Unlike other motion models, NeMF is a continuous motion model that can synthesize motion at different frame rates in theory. However, in practice, the dimension of the Fourier temporal features generated by positional encoding plays a critical role in the smoothness of motion. Here we show three comparisons of different dimensions to verify that a proper dimension choice can produce smooth motion even sampled at 240 fps.
Comparison with different architectures. In the seperate model, we let NeMF predicts the local motion and global orientation first and then predict the global translation, while alternatively, in the integrated model, the whole motion is predicted all together. Here we show that the integrated model tends to have sliding artifacts when being used in motion in-betweening tasks.
Comparison with other methods. Here we show the comparison of our method with HM-VAE and HuMoR for the motion reconstruction task. Note that HM-VAE fails to reconstruct a plausible result and HuMoR's result will gradually diverge. Our method achieves the best reconstruction result among these three methods.
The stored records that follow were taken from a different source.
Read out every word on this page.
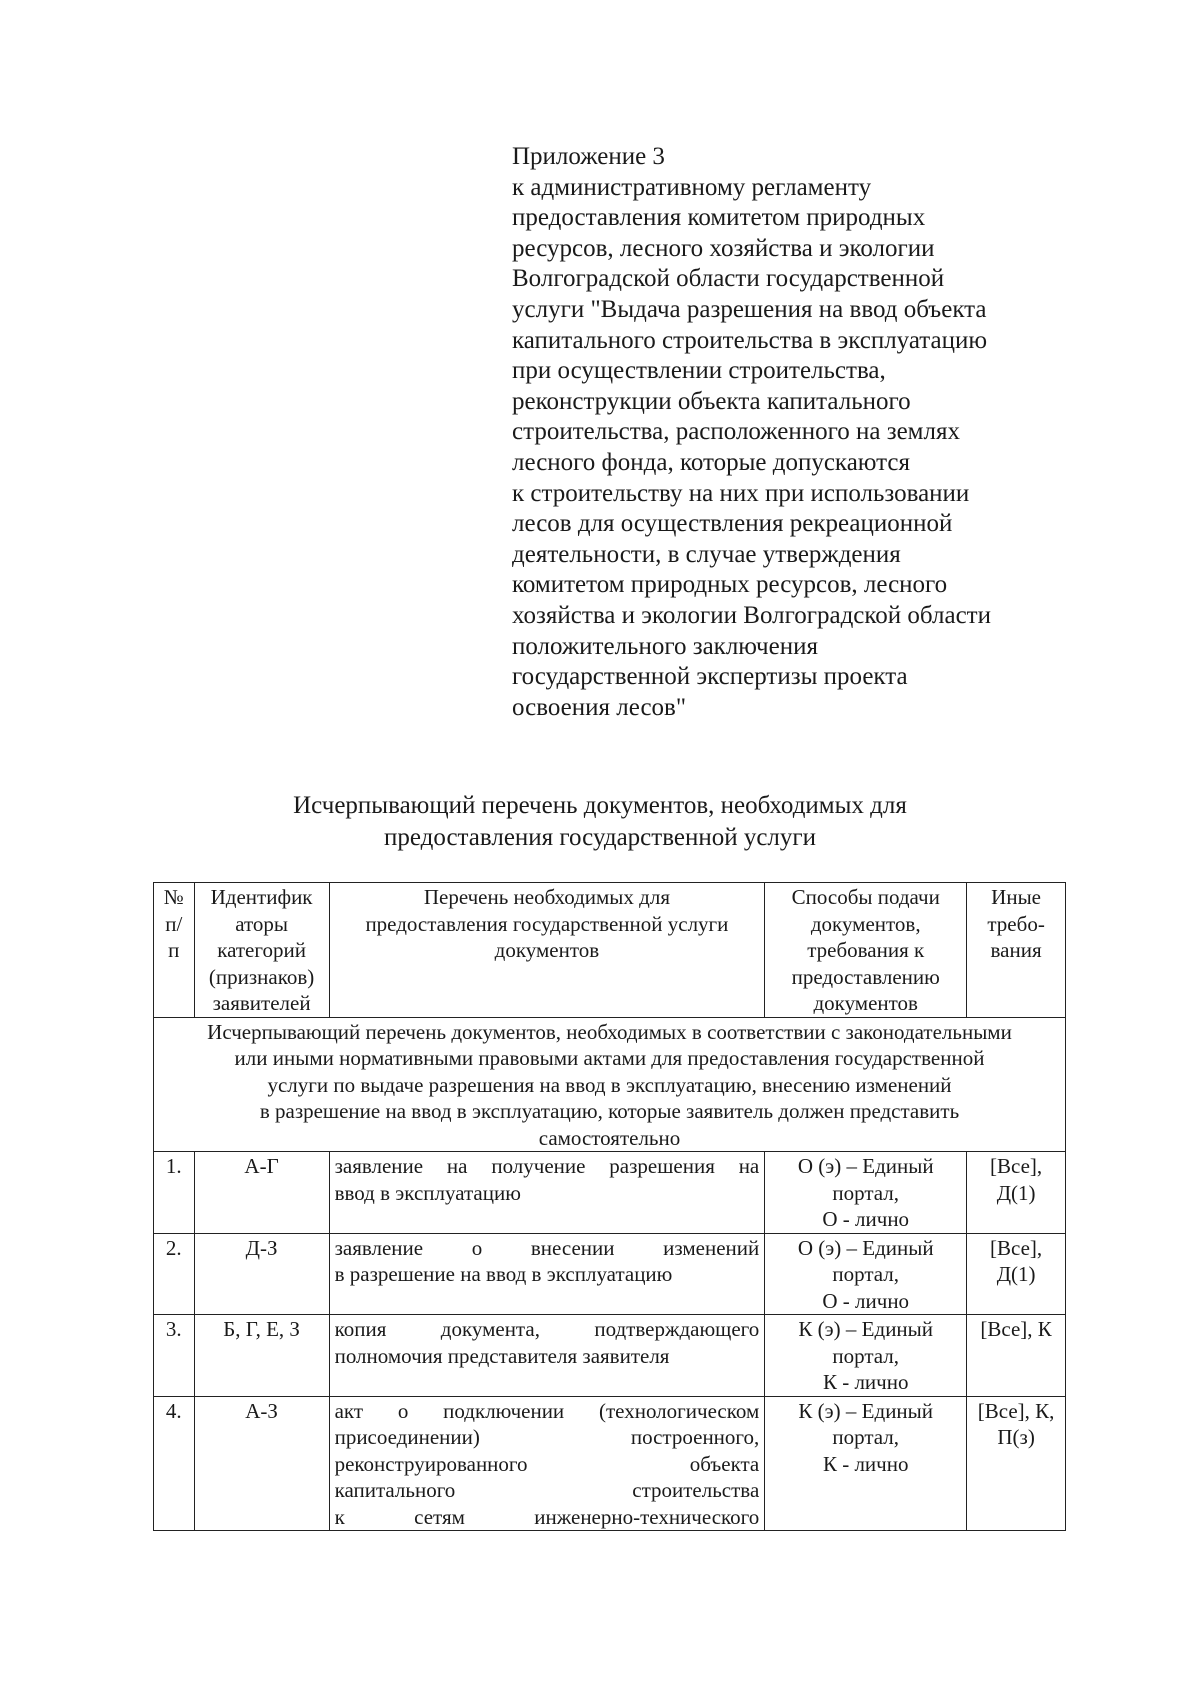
Приложение 3
к административному регламенту
предоставления комитетом природных
ресурсов, лесного хозяйства и экологии
Волгоградской области государственной
услуги "Выдача разрешения на ввод объекта
капитального строительства в эксплуатацию
при осуществлении строительства,
реконструкции объекта капитального
строительства, расположенного на землях
лесного фонда, которые допускаются
к строительству на них при использовании
лесов для осуществления рекреационной
деятельности, в случае утверждения
комитетом природных ресурсов, лесного
хозяйства и экологии Волгоградской области
положительного заключения
государственной экспертизы проекта
освоения лесов"
Исчерпывающий перечень документов, необходимых для
предоставления государственной услуги
№
п/
п	Идентифик
аторы
категорий
(признаков)
заявителей	Перечень необходимых для
предоставления государственной услуги
документов	Способы подачи
документов,
требования к
предоставлению
документов	Иные
требо-
вания

Исчерпывающий перечень документов, необходимых в соответствии с законодательными
или иными нормативными правовыми актами для предоставления государственной
услуги по выдаче разрешения на ввод в эксплуатацию, внесению изменений
в разрешение на ввод в эксплуатацию, которые заявитель должен представить
самостоятельно				

1.	А-Г	заявление на получение разрешения на
ввод в эксплуатацию	О (э) – Единый
портал,
О - лично	[Все],
Д(1)

2.	Д-З	заявление о внесении изменений
в разрешение на ввод в эксплуатацию	О (э) – Единый
портал,
О - лично	[Все],
Д(1)

3.	Б, Г, Е, З	копия документа, подтверждающего
полномочия представителя заявителя	К (э) – Единый
портал,
К - лично	[Все], К

4.	А-З	акт о подключении (технологическом
присоединении) построенного,
реконструированного объекта
капитального строительства
к сетям инженерно-технического	К (э) – Единый
портал,
К - лично	[Все], К,
П(з)
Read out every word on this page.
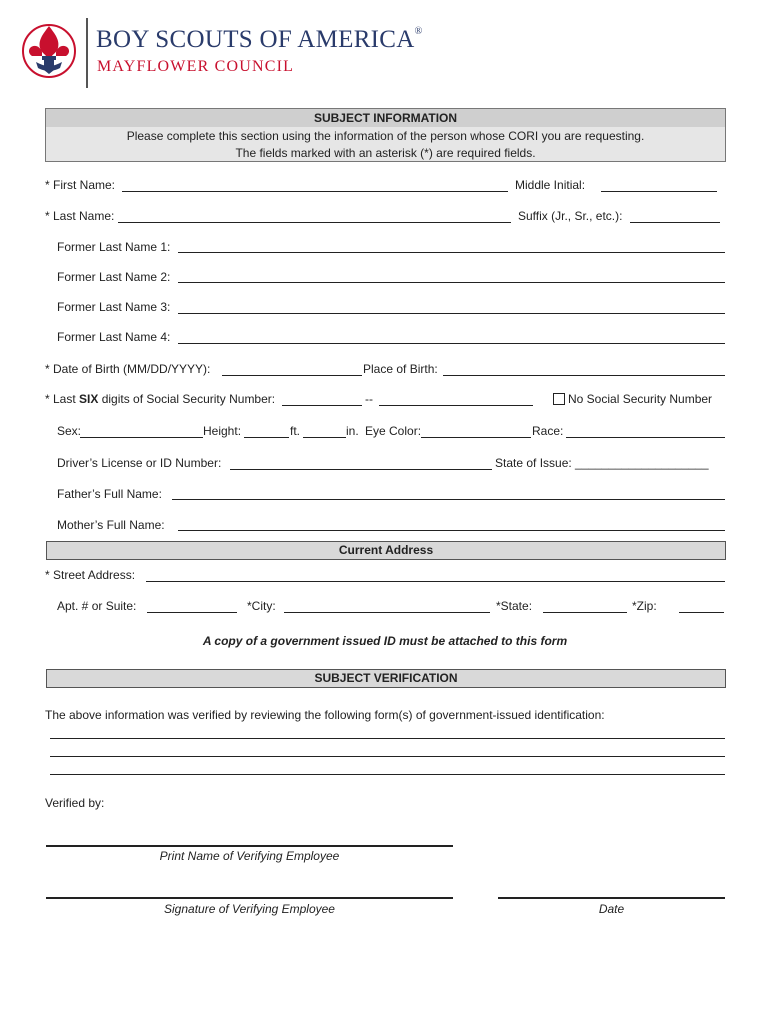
BOY SCOUTS OF AMERICA®
MAYFLOWER COUNCIL
SUBJECT INFORMATION
Please complete this section using the information of the person whose CORI you are requesting.
The fields marked with an asterisk (*) are required fields.
* First Name:	Middle Initial:
* Last Name:	Suffix (Jr., Sr., etc.):
Former Last Name 1:
Former Last Name 2:
Former Last Name 3:
Former Last Name 4:
* Date of Birth (MM/DD/YYYY):	Place of Birth:
* Last SIX digits of Social Security Number:	--	No Social Security Number
Sex:	Height:	ft.	in. Eye Color:	Race:
Driver’s License or ID Number:	State of Issue: ____________________
Father’s Full Name:
Mother’s Full Name:
Current Address
* Street Address:
Apt. # or Suite:	*City:	*State:	*Zip:
A copy of a government issued ID must be attached to this form
SUBJECT VERIFICATION
The above information was verified by reviewing the following form(s) of government-issued identification:
Verified by:
Print Name of Verifying Employee
Signature of Verifying Employee	Date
Interpolation. Here we linearly interpolate the latent codes from the two motions on the side and visualize three samples in the middle. These results suggest the smoothness of our latent space which produces a smooth style changing while preserving the perceptual plausibility.
Composition. Since we disentangle the latent space for global root orientation and local motion, we can combine different global and local latent codes to create interesting new motions.
AIST++ Dance In-betweening Here we show the example of generating transitions between two real dancing footages in AIST++.
Sparse Keyframe In-betweening Here we show the example of generating inbetweens for keyframes placed every 20 frames. We compare our results with SLERP and HM-VAE.
Here we show the example of redirecting the reference motion (yellow) to different synthetic trajectories (cyan).